I conclude that the garden of the American economy has gone too long with a proper pruning. Corporations such as Wal-Mart have grown too much and expanded too far, protruding outside of its assigned flowerbed. It steals the nutrients and market shares from the corporations around it, killing them, only to grow even larger at a faster rate. It is now time for the gardener to step in. As the gardener of our country, it is the United States’ government’s responsibility to give these plants that have grown out of hand, such as Wal-Mart, a good trimming. The government should be able to set progressively higher taxes on companies that control too much of a market’s shares, in order to regulate their control over a market, and prevent excessive growth and monopolization.

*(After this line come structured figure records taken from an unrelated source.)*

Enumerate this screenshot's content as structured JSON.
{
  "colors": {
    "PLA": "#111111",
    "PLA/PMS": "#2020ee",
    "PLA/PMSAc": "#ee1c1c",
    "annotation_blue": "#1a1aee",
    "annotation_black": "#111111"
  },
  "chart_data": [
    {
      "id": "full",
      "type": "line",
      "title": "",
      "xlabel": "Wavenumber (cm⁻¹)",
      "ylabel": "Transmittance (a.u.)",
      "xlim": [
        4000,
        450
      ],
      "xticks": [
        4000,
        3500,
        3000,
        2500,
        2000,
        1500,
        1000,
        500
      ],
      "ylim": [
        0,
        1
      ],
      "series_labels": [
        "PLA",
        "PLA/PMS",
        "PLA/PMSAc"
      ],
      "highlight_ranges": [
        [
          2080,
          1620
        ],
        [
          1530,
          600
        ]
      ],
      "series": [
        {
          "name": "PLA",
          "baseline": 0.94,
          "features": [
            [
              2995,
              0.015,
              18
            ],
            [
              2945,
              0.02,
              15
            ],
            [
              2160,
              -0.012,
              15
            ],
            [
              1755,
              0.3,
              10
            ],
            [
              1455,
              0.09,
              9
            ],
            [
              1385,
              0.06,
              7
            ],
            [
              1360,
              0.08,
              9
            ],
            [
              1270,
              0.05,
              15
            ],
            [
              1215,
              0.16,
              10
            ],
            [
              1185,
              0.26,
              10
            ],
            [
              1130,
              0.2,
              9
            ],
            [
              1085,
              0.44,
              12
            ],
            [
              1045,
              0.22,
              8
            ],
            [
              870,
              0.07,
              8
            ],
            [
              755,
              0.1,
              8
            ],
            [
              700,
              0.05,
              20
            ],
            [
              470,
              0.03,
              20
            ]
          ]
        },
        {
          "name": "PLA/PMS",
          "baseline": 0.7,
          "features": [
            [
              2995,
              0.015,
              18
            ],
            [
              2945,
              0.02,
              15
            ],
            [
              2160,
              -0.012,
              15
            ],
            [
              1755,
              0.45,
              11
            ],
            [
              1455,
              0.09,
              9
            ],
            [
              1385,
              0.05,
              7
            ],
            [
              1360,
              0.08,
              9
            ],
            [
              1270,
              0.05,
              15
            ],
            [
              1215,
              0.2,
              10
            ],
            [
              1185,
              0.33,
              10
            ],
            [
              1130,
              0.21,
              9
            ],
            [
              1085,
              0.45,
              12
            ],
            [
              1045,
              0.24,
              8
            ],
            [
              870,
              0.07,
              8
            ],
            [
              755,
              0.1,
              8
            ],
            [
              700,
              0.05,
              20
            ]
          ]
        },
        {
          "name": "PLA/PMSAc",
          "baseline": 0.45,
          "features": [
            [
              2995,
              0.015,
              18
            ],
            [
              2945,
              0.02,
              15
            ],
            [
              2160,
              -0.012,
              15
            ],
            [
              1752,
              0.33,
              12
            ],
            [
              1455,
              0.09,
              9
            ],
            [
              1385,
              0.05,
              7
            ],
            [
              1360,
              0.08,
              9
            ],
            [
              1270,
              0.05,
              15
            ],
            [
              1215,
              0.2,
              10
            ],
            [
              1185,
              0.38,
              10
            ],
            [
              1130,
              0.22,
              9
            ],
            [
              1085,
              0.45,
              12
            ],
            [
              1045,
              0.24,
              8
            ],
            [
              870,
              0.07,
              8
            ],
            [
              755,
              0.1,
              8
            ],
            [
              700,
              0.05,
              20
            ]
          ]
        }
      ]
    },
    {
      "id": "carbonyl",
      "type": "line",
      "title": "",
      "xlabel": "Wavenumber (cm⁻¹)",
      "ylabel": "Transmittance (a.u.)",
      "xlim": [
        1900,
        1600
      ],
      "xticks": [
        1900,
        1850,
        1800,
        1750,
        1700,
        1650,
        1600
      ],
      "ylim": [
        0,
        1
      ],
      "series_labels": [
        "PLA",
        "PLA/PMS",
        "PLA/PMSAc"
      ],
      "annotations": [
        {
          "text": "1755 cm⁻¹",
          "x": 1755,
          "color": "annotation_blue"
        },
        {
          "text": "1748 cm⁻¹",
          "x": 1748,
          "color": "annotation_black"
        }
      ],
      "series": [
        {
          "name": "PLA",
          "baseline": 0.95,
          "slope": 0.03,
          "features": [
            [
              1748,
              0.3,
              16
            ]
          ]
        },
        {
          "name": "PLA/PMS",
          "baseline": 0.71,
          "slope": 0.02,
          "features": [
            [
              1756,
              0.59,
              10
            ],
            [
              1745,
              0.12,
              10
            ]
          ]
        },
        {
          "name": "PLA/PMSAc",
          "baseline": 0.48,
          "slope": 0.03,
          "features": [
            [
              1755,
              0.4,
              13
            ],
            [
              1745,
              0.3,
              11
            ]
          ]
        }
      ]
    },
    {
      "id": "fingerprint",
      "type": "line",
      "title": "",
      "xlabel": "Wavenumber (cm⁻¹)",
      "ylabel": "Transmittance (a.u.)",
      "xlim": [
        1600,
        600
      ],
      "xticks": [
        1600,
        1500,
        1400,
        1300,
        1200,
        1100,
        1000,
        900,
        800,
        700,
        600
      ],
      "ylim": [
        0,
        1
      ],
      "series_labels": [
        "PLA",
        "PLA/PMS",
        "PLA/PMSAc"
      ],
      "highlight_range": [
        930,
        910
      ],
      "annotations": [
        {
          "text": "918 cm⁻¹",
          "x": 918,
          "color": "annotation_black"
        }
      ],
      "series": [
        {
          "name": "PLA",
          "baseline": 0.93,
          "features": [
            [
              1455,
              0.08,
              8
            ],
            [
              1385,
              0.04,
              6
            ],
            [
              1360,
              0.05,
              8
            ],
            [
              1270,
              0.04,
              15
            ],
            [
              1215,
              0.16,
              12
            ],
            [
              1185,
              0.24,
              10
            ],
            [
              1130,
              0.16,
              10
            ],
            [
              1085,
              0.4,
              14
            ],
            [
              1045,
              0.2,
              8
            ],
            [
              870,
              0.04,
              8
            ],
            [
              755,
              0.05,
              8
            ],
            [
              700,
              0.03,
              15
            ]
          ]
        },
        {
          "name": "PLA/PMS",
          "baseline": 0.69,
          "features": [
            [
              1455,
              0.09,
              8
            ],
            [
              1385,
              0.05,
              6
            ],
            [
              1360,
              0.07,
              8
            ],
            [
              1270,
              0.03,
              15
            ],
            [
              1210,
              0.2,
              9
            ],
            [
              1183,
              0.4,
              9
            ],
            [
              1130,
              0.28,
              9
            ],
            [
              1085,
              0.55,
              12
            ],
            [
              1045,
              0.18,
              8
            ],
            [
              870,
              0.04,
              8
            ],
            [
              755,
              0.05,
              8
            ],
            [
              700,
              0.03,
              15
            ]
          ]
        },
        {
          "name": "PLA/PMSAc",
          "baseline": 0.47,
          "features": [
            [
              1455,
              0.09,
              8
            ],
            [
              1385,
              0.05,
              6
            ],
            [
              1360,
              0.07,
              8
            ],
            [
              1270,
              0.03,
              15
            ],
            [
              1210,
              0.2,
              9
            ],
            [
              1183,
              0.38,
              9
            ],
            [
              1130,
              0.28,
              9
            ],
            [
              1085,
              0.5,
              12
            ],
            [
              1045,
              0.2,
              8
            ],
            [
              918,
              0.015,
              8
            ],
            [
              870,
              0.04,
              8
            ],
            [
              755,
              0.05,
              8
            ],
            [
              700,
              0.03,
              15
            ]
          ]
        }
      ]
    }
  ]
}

Using this extra tax money, the government then should provide a subsidy for newly established businesses and companies, in order to promote market variation and competition. Or, the government could set regulations on how much supply a single company can import from foreign sources, effectively preventing supply market domination, freeing up the foreign labor market for smaller businesses with less capital and revenue.

In the face of such powerful corporations and businesses such as McDonalds and Wal-Mart, it is easy for both the government and smaller businesses to become overwhelmed by a feeling of helplessness and futility. But even so, we must remember that although a chain reaction runs quickly and smoothly, it is as fragile as it is efficient. Its weakest point is at any point on the chain. One single link, or one single factor is all you need to disrupt this impending chain reaction that threatens to carry our economy to monopolization. There are many places at which to cut. Cut it at its supply, with government regulations. Cut it at its source of growth with higher and more progressive taxes. Cut it at its cause of growth, by the choices and decisions of individual consumers. The possibilities are only infinite.
Perhaps, viewing it in this light, saving the future of the American economy might not seem so difficult after all.